# Common Crawl Data Exploration

This notebook explores the Common Crawl WET data extraction process for Australian companies.

## Contents
1. Understanding WET File Format
2. Downloading Sample Data
3. Parsing and Extracting Company Information
4. Data Quality Analysis


In [None]:
# Import libraries
import sys
sys.path.insert(0, '..')

import pandas as pd
import matplotlib.pyplot as plt
from pathlib import Path

# Import our custom modules
from src.ingest.parse_commoncrawl import CommonCrawlParser
from src.ingest.download_commoncrawl import download_wet_partial

print("Libraries imported successfully!")
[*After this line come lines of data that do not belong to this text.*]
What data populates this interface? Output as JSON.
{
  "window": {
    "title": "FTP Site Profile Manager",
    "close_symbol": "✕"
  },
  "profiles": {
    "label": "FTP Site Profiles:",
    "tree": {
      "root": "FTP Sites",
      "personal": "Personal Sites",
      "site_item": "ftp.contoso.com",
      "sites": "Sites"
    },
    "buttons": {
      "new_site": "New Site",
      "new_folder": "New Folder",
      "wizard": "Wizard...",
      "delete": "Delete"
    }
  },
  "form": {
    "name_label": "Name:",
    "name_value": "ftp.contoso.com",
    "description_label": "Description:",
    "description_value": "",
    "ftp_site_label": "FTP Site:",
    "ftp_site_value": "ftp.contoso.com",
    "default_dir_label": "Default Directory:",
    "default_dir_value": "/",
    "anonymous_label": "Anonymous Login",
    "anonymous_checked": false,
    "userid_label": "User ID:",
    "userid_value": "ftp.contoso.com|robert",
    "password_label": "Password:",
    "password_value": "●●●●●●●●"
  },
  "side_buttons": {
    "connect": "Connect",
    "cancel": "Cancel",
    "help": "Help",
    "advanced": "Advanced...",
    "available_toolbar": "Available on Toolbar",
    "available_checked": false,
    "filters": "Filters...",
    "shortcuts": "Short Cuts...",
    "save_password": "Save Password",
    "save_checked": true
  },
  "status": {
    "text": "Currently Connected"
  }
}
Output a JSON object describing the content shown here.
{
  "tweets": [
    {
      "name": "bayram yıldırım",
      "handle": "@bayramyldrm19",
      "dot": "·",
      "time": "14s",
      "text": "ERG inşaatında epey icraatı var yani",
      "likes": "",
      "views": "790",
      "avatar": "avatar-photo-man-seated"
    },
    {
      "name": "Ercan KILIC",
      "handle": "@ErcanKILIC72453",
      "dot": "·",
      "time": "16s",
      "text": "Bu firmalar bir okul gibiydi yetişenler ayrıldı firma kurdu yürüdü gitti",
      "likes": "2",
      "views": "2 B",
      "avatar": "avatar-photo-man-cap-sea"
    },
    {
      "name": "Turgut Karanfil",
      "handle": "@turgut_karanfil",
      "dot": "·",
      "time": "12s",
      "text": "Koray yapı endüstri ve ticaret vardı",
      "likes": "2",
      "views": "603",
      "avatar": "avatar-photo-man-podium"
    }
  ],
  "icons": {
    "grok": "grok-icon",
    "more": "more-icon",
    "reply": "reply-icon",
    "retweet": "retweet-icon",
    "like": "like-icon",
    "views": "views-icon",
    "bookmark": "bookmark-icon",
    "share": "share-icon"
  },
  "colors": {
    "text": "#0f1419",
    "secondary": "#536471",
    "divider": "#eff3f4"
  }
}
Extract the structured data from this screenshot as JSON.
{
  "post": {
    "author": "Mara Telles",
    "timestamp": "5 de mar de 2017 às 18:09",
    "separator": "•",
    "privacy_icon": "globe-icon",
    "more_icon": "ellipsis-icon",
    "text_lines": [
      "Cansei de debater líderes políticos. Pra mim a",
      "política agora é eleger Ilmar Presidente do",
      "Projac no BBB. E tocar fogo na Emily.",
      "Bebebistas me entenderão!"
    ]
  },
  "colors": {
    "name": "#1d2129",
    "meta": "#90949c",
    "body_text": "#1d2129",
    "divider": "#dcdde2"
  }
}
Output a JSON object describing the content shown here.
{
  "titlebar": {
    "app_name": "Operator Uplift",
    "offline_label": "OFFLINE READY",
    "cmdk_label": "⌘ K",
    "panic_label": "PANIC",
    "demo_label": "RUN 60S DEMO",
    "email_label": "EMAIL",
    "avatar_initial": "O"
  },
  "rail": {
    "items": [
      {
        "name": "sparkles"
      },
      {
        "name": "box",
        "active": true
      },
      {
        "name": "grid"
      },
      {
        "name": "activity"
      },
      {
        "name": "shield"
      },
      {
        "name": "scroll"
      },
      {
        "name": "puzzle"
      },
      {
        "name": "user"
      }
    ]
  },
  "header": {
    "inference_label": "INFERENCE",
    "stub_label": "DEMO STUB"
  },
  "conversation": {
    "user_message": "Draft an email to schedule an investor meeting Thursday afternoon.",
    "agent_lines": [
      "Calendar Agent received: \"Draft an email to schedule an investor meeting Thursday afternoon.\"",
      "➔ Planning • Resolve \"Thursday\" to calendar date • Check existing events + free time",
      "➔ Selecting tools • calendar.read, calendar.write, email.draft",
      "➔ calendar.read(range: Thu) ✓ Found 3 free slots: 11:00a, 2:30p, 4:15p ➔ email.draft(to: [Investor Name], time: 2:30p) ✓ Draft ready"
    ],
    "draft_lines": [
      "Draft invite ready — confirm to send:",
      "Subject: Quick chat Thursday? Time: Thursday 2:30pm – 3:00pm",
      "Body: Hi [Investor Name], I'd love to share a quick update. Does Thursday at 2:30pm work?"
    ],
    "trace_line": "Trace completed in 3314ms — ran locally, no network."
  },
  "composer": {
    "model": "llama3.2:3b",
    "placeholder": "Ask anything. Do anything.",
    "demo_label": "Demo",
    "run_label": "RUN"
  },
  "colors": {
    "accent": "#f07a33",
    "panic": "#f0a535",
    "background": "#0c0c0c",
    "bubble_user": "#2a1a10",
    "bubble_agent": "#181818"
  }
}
## 2. Create Sample Data for Testing

Since downloading actual Common Crawl data requires significant bandwidth, we'll create sample data for exploration.


In [None]:
# Create sample Common Crawl data
sample_data = pd.DataFrame({
    'url': [
        'https://www.acme.com.au/about',
        'https://techcorp.com.au/',
        'https://greenenergy.com.au/services',
        'https://sydneyconsulting.com.au',
        'https://melbournefinance.com.au'
    ],
    'company_name': [
        'ACME Corporation Pty Ltd',
        'TechCorp Australia',
        'Green Energy Partners Pty Ltd',
        'Sydney Consulting Group',
        'Melbourne Financial Services Ltd'
    ],
    'industry': [
        'Manufacturing',
        'Technology',
        'Energy',
        'Consulting',
        'Finance'
    ],
    'raw_text': [
        'Welcome to ACME Corporation. We are a leading manufacturing company in Australia.',
        'TechCorp provides innovative technology solutions for businesses.',
        'Green Energy Partners is committed to sustainable energy solutions.',
        'Sydney Consulting offers expert business consulting services.',
        'Melbourne Financial provides comprehensive financial services.'
    ]
})

print(f"Sample data created: {len(sample_data)} records")
sample_data


## 3. Apply Data Cleaning


In [None]:
# Apply cleaning transformations
from src.transform.clean_commoncrawl import clean_commoncrawl_data

cleaned_df = clean_commoncrawl_data(sample_data)
print(f"After cleaning: {len(cleaned_df)} records")
print(f"\nNew columns added: {set(cleaned_df.columns) - set(sample_data.columns)}")
cleaned_df[['company_name', 'normalized_name', 'block_key', 'domain']]